Hemas Anggap Sekjen DPD Berpolitik

By Estu Suryowati - Kamis, 18 Mei 2017 | 17:30 WIB
Wakil Ketua Dewan Perwakilan Daerah (DPD) RI, Gusti Kanjeng Ratu (KGR) Hemas menanggapi pertanyaan awak media usai gelaran sidang uji materi di Mahkamah Konstitusi, Jakarta Pusat, Selasa (28/2/2017).
Wakil Ketua Dewan Perwakilan Daerah (DPD) RI, Gusti Kanjeng Ratu (KGR) Hemas menanggapi pertanyaan awak media usai gelaran sidang uji materi di Mahkamah Konstitusi, Jakarta Pusat, Selasa (28/2/2017). (Fachri Fachrudin)

JAKARTA, KOMPAS.com - Mantan Wakil Ketua Dewan Perwakilan Daerah (DPD) RI Gusti Kanjeng Ratu (GKR) Hemas menilai, Sekretaris Jenderal DPD RI Sudarsono Hardjosoekarto sudah berpolitik.

"Sekjen seharusnya memfasilitasi anggota DPD. Tidak (malah) terlibat, ikut berpolitik," kata Hemas dalam sebuah diskusi di kantor FORMAPPI, Jakarta, Kamis (18/5/2017).

Senator asal DIY itu lantas menceriterakan saat sidang paripurna pada awal April lalu, yang membahas dua agenda.

Agenda pertama, yaitu pembacaan putusan Mahkamah Agung (MA) yang meloloskan permohonan pembatalan Tatib Nomor 1/2016 dan Tatib Nomor 1/2017.

Sementara agenda kedua, yaitu agenda lain-lain. (baca: Dana Reses 23 Anggota DPD Dibekukan, Ini Penjelasan Oesman Sapta)

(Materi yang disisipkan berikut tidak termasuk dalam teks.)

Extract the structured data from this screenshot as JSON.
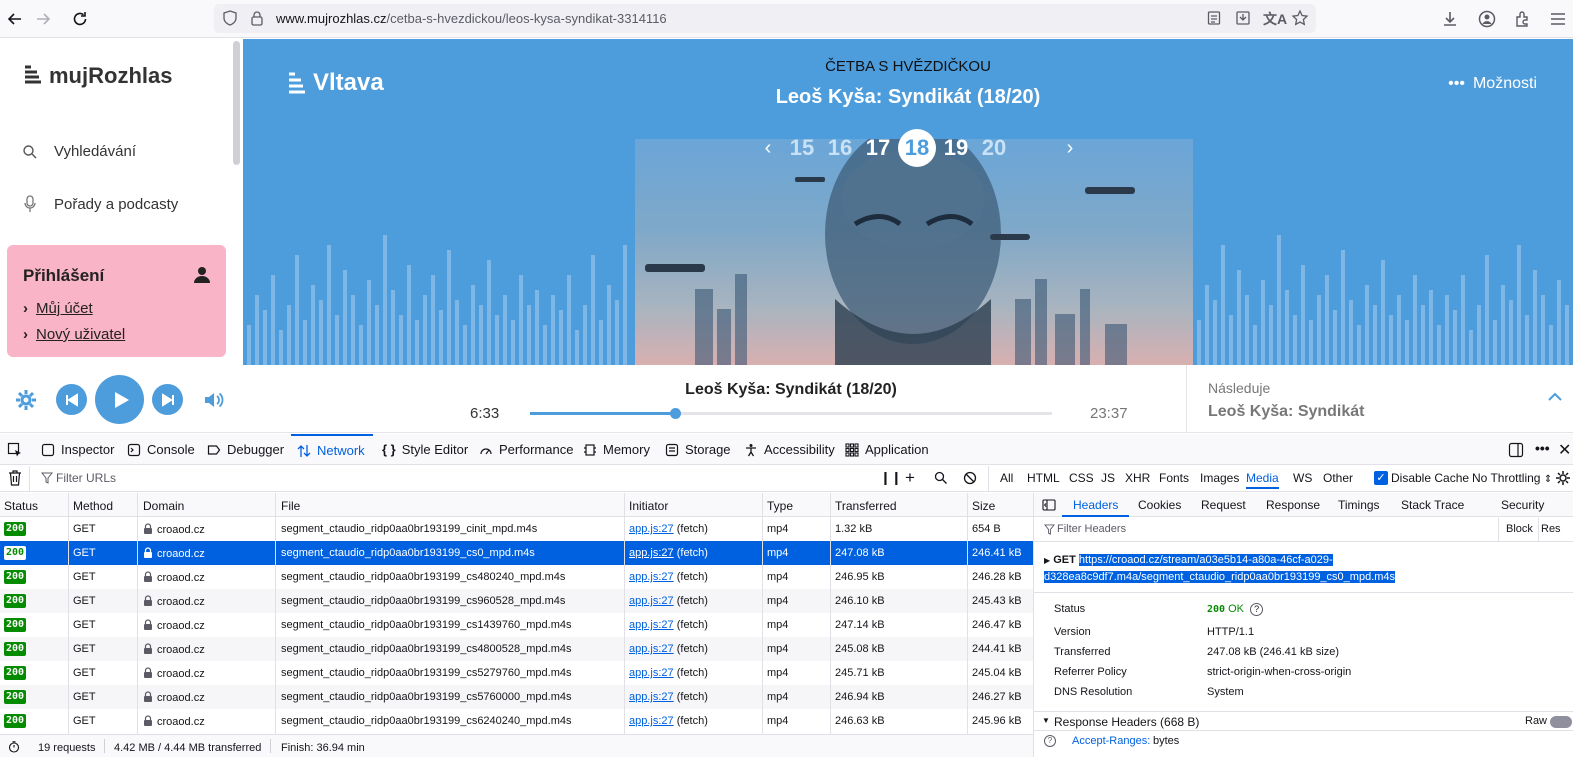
{
  "browser": {
    "url_domain": "www.mujrozhlas.cz",
    "url_path": "/cetba-s-hvezdickou/leos-kysa-syndikat-3314116"
  },
  "sidebar": {
    "logo": "mujRozhlas",
    "nav": [
      {
        "label": "Vyhledávání",
        "icon": "search-icon"
      },
      {
        "label": "Pořady a podcasty",
        "icon": "microphone-icon"
      }
    ],
    "login": {
      "title": "Přihlášení",
      "links": [
        "Můj účet",
        "Nový uživatel"
      ]
    }
  },
  "hero": {
    "station": "Vltava",
    "series": "ČETBA S HVĚZDIČKOU",
    "episode_title": "Leoš Kyša: Syndikát (18/20)",
    "options_label": "Možnosti",
    "episodes": [
      "15",
      "16",
      "17",
      "18",
      "19",
      "20"
    ],
    "current_episode": "18"
  },
  "player": {
    "title": "Leoš Kyša: Syndikát (18/20)",
    "time_current": "6:33",
    "time_total": "23:37",
    "progress": 0.277,
    "next_label": "Následuje",
    "next_title": "Leoš Kyša: Syndikát",
    "accent": "#4d9cdc"
  },
  "devtools": {
    "tabs": [
      "Inspector",
      "Console",
      "Debugger",
      "Network",
      "Style Editor",
      "Performance",
      "Memory",
      "Storage",
      "Accessibility",
      "Application"
    ],
    "selected_tab": "Network",
    "filter_placeholder": "Filter URLs",
    "type_filters": [
      "All",
      "HTML",
      "CSS",
      "JS",
      "XHR",
      "Fonts",
      "Images",
      "Media",
      "WS",
      "Other"
    ],
    "selected_type": "Media",
    "disable_cache_label": "Disable Cache",
    "disable_cache_checked": true,
    "throttling": "No Throttling",
    "columns": [
      "Status",
      "Method",
      "Domain",
      "File",
      "Initiator",
      "Type",
      "Transferred",
      "Size"
    ],
    "requests": [
      {
        "status": "200",
        "method": "GET",
        "domain": "croaod.cz",
        "file": "segment_ctaudio_ridp0aa0br193199_cinit_mpd.m4s",
        "initiator_link": "app.js:27",
        "initiator_cause": "(fetch)",
        "type": "mp4",
        "transferred": "1.32 kB",
        "size": "654 B"
      },
      {
        "status": "200",
        "method": "GET",
        "domain": "croaod.cz",
        "file": "segment_ctaudio_ridp0aa0br193199_cs0_mpd.m4s",
        "initiator_link": "app.js:27",
        "initiator_cause": "(fetch)",
        "type": "mp4",
        "transferred": "247.08 kB",
        "size": "246.41 kB"
      },
      {
        "status": "200",
        "method": "GET",
        "domain": "croaod.cz",
        "file": "segment_ctaudio_ridp0aa0br193199_cs480240_mpd.m4s",
        "initiator_link": "app.js:27",
        "initiator_cause": "(fetch)",
        "type": "mp4",
        "transferred": "246.95 kB",
        "size": "246.28 kB"
      },
      {
        "status": "200",
        "method": "GET",
        "domain": "croaod.cz",
        "file": "segment_ctaudio_ridp0aa0br193199_cs960528_mpd.m4s",
        "initiator_link": "app.js:27",
        "initiator_cause": "(fetch)",
        "type": "mp4",
        "transferred": "246.10 kB",
        "size": "245.43 kB"
      },
      {
        "status": "200",
        "method": "GET",
        "domain": "croaod.cz",
        "file": "segment_ctaudio_ridp0aa0br193199_cs1439760_mpd.m4s",
        "initiator_link": "app.js:27",
        "initiator_cause": "(fetch)",
        "type": "mp4",
        "transferred": "247.14 kB",
        "size": "246.47 kB"
      },
      {
        "status": "200",
        "method": "GET",
        "domain": "croaod.cz",
        "file": "segment_ctaudio_ridp0aa0br193199_cs4800528_mpd.m4s",
        "initiator_link": "app.js:27",
        "initiator_cause": "(fetch)",
        "type": "mp4",
        "transferred": "245.08 kB",
        "size": "244.41 kB"
      },
      {
        "status": "200",
        "method": "GET",
        "domain": "croaod.cz",
        "file": "segment_ctaudio_ridp0aa0br193199_cs5279760_mpd.m4s",
        "initiator_link": "app.js:27",
        "initiator_cause": "(fetch)",
        "type": "mp4",
        "transferred": "245.71 kB",
        "size": "245.04 kB"
      },
      {
        "status": "200",
        "method": "GET",
        "domain": "croaod.cz",
        "file": "segment_ctaudio_ridp0aa0br193199_cs5760000_mpd.m4s",
        "initiator_link": "app.js:27",
        "initiator_cause": "(fetch)",
        "type": "mp4",
        "transferred": "246.94 kB",
        "size": "246.27 kB"
      },
      {
        "status": "200",
        "method": "GET",
        "domain": "croaod.cz",
        "file": "segment_ctaudio_ridp0aa0br193199_cs6240240_mpd.m4s",
        "initiator_link": "app.js:27",
        "initiator_cause": "(fetch)",
        "type": "mp4",
        "transferred": "246.63 kB",
        "size": "245.96 kB"
      }
    ],
    "selected_row": 1,
    "status_bar": {
      "requests": "19 requests",
      "transferred": "4.42 MB / 4.44 MB transferred",
      "finish": "Finish: 36.94 min"
    },
    "panel": {
      "tabs": [
        "Headers",
        "Cookies",
        "Request",
        "Response",
        "Timings",
        "Stack Trace",
        "Security"
      ],
      "selected_tab": "Headers",
      "filter_placeholder": "Filter Headers",
      "block_label": "Block",
      "resend_label": "Res",
      "method": "GET",
      "url": "https://croaod.cz/stream/a03e5b14-a80a-46cf-a029-d328ea8c9df7.m4a/segment_ctaudio_ridp0aa0br193199_cs0_mpd.m4s",
      "status_label": "Status",
      "status_code": "200",
      "status_text": "OK",
      "fields": [
        {
          "key": "Version",
          "value": "HTTP/1.1"
        },
        {
          "key": "Transferred",
          "value": "247.08 kB (246.41 kB size)"
        },
        {
          "key": "Referrer Policy",
          "value": "strict-origin-when-cross-origin"
        },
        {
          "key": "DNS Resolution",
          "value": "System"
        }
      ],
      "response_headers_label": "Response Headers (668 B)",
      "raw_label": "Raw",
      "first_header_key": "Accept-Ranges:",
      "first_header_value": "bytes"
    }
  }
}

Hemas mengatakan, kubu yang berseberangan dengan pimpinan DPD lama dan pendukungnya memang ingin agar agenda kedua dibahas terlebih dahulu.

"Agenda kedua itu adalah mengesahkan dilangsungkannya pemilihan. Sedangkan kalau agenda pertama disampaikan putusan MA itu, maka otomatis (agenda kedua) tidak bisa dilaksanakan (tidak perlu)," kata Hemas.

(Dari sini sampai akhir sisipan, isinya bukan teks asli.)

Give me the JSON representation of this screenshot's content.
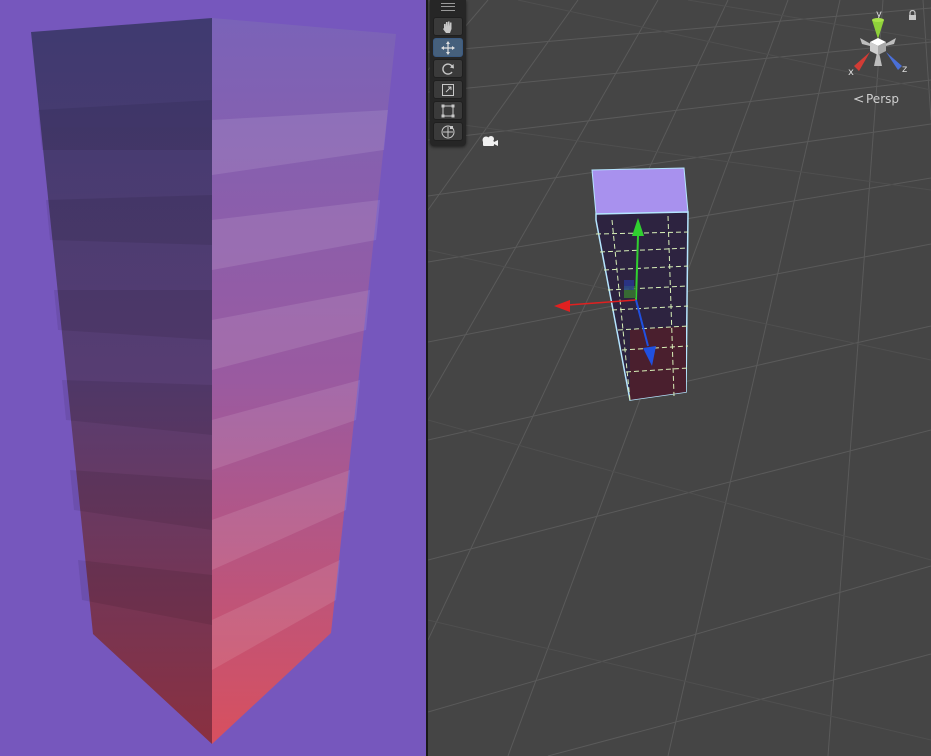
{
  "game_view": {
    "object": "tall-box",
    "background_color": "#7657bd"
  },
  "scene_view": {
    "projection_label": "Persp",
    "background_color": "#454545",
    "toolbar": {
      "tools": [
        {
          "name": "hand-tool",
          "icon": "hand-icon",
          "active": false
        },
        {
          "name": "move-tool",
          "icon": "move-icon",
          "active": true
        },
        {
          "name": "rotate-tool",
          "icon": "rotate-icon",
          "active": false
        },
        {
          "name": "scale-tool",
          "icon": "scale-icon",
          "active": false
        },
        {
          "name": "rect-tool",
          "icon": "rect-icon",
          "active": false
        },
        {
          "name": "transform-tool",
          "icon": "transform-icon",
          "active": false
        }
      ]
    },
    "gizmo": {
      "axes": [
        {
          "label": "y",
          "color": "#8fd13a"
        },
        {
          "label": "x",
          "color": "#d23c35"
        },
        {
          "label": "z",
          "color": "#4a6fd8"
        }
      ]
    },
    "handle_colors": {
      "x": "#e02020",
      "y": "#30d030",
      "z": "#2050e0"
    }
  }
}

"Sekjen pun pada saat kami minta bicara, seakan sudah ter-setting, dia tidak mau bicara. Istilahnya sudah gaduh di bawah. Dia (Sekjen) cuma bisa berdiri di podium, dan tidak mau melaksanakan perintah kami untuk membacakan putusan MA," kata Hemas lagi.

(baca: Anggota DPD yang Tak Akui Kepemimpinan Oesman Sapta Akan Diberi Sanksi)

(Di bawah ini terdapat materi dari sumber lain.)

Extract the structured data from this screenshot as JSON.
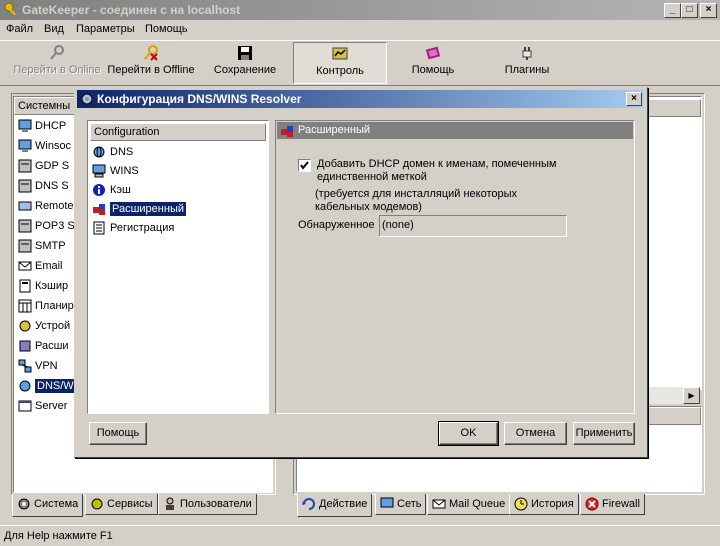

Selain karena masalah tersebut, Hemas juga melihat Sudarsono bermain politik terkait pembekuan dana reses.

Bagi anggota DPD yang tidak tanda tangan dalam sidang paripurna, maka tidak akan mendapatkan dana reses.

Anggota DPD yang mau tandatangan dalam sidang paripurna itu berarti mengakui kepemimpinan pimpinan DPD yang sekarang ini.

"Saya kira ini perbuatan yang tidak semestinya dilakukan. Dan saya kira sampai dilakukan Sekjen DPD mengedarkan ke seluruh anggota," imbuh Hemas.

Padahal, kata Hemas, dana reses merupakan hak anggota DPD untuk bertemu dengan konstituennya di daerah.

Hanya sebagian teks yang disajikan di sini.